While England steadily climb the cricket rankings, and face South Africa to decide the top position, they do so with mixed feelings.

What works for them is that the Test squad is settled, the top order, led by an imperious Kevin Pietersen looks formidable, Graeme Swann is a crafty match winner and the pace attack under James Anderson and Stuart Broad is incisive.

England's on-field success is fuelled by impressive governance and innovative management.

Head coach Andy Flower is from Zimbabwe and Davis Sekar, the bowling coach, was imported from Australia. Both are strong willed individuals who have consistently placed country before club and county. They call the shots.

This means deciding not just on team selection but the more sensitive matter of managing player workload.


Say in selection

Team England decides which player has to miss which game in order to be match-ready when it counts.

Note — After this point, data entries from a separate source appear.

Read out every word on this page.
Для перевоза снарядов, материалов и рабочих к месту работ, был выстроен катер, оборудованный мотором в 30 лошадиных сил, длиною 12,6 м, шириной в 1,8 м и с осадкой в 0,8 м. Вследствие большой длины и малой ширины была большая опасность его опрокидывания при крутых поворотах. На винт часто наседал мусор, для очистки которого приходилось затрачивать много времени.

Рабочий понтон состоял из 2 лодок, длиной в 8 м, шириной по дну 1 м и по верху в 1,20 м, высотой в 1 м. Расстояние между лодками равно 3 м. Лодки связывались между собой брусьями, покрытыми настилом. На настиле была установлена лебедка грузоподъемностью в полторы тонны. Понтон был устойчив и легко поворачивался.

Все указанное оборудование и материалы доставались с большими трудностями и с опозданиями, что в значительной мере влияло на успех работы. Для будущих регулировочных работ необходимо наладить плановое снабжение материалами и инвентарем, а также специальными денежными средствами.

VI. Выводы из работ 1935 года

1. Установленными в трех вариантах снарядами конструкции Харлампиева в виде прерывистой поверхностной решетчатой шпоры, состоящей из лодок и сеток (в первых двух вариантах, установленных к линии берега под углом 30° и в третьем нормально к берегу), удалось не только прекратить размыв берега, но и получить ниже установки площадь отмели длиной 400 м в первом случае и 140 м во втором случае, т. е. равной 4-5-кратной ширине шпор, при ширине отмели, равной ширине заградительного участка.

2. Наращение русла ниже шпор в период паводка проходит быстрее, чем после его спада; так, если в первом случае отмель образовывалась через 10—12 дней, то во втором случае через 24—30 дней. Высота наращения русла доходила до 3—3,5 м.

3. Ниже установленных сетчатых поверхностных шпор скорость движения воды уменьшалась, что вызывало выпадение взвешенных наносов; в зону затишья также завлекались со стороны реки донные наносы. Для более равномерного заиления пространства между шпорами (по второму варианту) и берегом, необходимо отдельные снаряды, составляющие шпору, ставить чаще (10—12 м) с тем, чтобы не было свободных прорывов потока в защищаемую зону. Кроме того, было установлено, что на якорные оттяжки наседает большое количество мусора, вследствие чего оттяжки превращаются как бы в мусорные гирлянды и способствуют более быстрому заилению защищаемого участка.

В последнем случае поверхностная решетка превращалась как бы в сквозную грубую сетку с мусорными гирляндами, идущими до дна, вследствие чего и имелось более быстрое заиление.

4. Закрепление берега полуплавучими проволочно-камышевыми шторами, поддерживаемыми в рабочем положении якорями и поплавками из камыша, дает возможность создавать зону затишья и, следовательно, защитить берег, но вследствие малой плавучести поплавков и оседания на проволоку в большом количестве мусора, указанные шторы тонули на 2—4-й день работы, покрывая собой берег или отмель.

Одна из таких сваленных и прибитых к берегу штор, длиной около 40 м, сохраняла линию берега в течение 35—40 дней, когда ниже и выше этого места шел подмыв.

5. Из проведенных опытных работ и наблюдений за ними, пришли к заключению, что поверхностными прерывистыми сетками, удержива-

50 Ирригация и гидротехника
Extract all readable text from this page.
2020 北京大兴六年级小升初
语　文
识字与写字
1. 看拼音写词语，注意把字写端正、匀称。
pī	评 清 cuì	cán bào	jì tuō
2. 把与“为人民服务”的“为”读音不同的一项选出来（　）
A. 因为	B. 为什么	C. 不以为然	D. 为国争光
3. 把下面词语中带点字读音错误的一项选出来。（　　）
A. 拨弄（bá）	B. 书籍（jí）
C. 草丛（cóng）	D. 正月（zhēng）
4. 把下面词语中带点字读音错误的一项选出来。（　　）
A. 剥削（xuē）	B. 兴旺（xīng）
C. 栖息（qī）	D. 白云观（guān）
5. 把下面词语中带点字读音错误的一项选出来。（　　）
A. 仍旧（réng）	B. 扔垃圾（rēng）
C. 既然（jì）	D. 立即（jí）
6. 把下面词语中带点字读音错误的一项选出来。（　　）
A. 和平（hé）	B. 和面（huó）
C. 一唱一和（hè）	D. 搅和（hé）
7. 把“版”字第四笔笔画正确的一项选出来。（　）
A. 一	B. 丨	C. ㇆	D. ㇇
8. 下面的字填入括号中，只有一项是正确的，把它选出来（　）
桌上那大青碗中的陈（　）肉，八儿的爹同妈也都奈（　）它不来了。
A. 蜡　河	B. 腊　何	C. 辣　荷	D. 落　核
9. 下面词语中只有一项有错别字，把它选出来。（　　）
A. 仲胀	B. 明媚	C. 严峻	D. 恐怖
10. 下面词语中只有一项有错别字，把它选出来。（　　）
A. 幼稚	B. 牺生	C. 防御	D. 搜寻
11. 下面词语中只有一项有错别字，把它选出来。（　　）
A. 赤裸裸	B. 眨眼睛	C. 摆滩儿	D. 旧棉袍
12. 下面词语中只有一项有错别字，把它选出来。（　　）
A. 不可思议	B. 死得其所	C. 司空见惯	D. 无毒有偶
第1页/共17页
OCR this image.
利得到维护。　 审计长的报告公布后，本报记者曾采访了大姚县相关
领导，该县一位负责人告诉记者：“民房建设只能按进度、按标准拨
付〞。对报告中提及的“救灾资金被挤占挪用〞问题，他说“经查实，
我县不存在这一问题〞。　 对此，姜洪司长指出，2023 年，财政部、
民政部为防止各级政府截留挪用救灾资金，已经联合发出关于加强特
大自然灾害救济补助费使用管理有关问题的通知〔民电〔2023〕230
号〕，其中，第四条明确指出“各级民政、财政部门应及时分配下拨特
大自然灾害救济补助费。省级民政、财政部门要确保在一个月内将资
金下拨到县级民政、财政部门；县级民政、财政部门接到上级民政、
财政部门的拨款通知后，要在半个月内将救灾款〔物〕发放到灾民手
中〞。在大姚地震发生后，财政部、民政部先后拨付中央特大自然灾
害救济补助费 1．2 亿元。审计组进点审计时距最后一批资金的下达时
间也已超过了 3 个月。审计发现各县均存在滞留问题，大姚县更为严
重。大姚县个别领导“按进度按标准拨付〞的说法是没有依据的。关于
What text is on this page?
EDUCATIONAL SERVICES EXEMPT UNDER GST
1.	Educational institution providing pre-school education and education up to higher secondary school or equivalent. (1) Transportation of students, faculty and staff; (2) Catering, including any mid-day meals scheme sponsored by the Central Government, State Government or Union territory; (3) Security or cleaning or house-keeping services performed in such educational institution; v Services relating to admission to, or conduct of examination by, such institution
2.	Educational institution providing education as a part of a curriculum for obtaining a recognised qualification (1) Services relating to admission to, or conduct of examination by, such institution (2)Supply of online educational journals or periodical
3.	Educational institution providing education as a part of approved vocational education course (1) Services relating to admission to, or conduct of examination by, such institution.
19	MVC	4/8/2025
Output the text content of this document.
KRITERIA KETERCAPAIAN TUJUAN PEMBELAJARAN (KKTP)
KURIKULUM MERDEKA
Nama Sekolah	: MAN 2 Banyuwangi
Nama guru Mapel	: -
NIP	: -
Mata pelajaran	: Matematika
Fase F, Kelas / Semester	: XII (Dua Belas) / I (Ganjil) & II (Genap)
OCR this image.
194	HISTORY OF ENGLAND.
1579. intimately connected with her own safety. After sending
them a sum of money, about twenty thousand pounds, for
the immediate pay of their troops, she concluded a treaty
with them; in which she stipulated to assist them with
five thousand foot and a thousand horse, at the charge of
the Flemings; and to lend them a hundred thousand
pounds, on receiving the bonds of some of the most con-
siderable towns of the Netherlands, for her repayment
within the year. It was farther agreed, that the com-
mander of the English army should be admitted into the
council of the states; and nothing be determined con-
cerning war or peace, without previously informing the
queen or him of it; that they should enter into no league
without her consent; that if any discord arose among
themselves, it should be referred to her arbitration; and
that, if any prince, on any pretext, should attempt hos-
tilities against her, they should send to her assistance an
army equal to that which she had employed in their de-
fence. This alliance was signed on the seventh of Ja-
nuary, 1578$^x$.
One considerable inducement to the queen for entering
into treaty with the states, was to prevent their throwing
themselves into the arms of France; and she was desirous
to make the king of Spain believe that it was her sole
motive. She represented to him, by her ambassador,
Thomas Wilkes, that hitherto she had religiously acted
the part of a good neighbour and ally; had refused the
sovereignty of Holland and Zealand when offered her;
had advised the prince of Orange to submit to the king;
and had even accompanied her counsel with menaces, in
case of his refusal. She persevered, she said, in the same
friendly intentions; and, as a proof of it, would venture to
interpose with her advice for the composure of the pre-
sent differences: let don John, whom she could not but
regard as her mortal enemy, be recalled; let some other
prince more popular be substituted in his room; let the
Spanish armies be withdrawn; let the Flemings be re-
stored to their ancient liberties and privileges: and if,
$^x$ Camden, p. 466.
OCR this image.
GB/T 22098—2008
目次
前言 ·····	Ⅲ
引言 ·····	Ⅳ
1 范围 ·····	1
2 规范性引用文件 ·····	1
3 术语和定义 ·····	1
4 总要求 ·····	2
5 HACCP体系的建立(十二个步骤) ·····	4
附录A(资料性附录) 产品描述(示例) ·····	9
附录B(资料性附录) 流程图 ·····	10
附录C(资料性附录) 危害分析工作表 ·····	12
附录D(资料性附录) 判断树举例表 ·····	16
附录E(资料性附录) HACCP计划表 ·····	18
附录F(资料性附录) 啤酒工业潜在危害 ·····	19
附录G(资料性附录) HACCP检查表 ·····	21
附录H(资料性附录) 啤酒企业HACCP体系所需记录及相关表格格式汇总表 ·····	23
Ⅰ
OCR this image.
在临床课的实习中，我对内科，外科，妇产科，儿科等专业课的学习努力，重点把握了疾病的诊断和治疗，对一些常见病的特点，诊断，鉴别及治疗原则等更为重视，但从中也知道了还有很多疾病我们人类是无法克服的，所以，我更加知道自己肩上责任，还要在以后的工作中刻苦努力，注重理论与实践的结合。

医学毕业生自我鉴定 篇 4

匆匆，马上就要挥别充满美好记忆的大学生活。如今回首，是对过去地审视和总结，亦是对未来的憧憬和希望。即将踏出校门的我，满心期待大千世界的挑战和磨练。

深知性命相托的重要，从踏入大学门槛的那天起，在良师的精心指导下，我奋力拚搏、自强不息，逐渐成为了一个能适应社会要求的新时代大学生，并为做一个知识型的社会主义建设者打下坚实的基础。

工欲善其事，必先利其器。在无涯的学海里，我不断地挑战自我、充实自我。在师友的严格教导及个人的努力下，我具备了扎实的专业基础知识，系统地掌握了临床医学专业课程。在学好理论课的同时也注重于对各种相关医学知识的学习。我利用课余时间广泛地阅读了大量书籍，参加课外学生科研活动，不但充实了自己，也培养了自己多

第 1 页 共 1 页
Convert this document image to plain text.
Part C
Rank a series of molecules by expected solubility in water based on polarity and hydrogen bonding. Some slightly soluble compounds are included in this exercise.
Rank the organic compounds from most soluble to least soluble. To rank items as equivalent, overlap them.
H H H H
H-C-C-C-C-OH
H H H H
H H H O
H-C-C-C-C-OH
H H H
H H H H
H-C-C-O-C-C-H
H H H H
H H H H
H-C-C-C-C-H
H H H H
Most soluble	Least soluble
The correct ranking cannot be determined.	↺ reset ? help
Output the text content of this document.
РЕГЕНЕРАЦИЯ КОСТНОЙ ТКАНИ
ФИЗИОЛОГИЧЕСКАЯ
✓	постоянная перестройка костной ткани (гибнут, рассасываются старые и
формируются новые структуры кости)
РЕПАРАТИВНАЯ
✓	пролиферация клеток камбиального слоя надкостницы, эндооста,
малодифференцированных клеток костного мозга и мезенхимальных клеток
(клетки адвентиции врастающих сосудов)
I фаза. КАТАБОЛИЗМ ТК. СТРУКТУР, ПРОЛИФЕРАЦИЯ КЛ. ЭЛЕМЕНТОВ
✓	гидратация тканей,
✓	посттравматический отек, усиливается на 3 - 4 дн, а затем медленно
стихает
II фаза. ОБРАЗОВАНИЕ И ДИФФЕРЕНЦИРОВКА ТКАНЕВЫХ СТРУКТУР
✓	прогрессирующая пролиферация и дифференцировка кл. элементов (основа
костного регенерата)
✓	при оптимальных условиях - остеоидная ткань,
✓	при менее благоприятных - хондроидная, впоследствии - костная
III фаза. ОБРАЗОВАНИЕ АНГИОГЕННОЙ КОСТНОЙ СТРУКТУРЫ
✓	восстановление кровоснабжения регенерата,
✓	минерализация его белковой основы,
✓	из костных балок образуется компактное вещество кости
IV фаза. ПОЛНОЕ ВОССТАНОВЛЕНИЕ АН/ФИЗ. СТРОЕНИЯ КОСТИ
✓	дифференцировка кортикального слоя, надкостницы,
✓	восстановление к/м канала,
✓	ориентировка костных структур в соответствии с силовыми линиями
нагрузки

That is why Broad was pulled out of Tests - even though he screamed that he wanted to play, and ahead of the South African series, all key bowlers were compulsorily rested.

Contrast this to India, where players decide their availability and choose when to play and when to rest.

Murali Kartik, currently with Surrey but who has spent eight seasons with four counties, confirms that the cricket setup is not only professional but very much on the ball.

"They know about players," he says, and the foreign pro has the added responsibility of mentoring young players, providing strategic inputs and at the same time participate in club activities.

Still, despite the apparent success and wellness, there exist some ominous dark clouds too. 

English cricket is seriously strapped for cash, only four of the counties are making profits, sponsors are hesitant to commit monies and, because of dreadful weather, attendance at matches this season has been an all time low.

Derek Brewer, the new secretary of the MCC, recognises the commercial challenge, and feels serious restructuring of domestic cricket is needed.

There are lessons to be learnt for India too. One instance is the way in which Mark Ramprakash (someone with 35000 first-class runs and 114 centuries) was forced into retirement mid-season.

When asked about the harsh move, the official response was curt: “Sport is driven by performance, not emotion.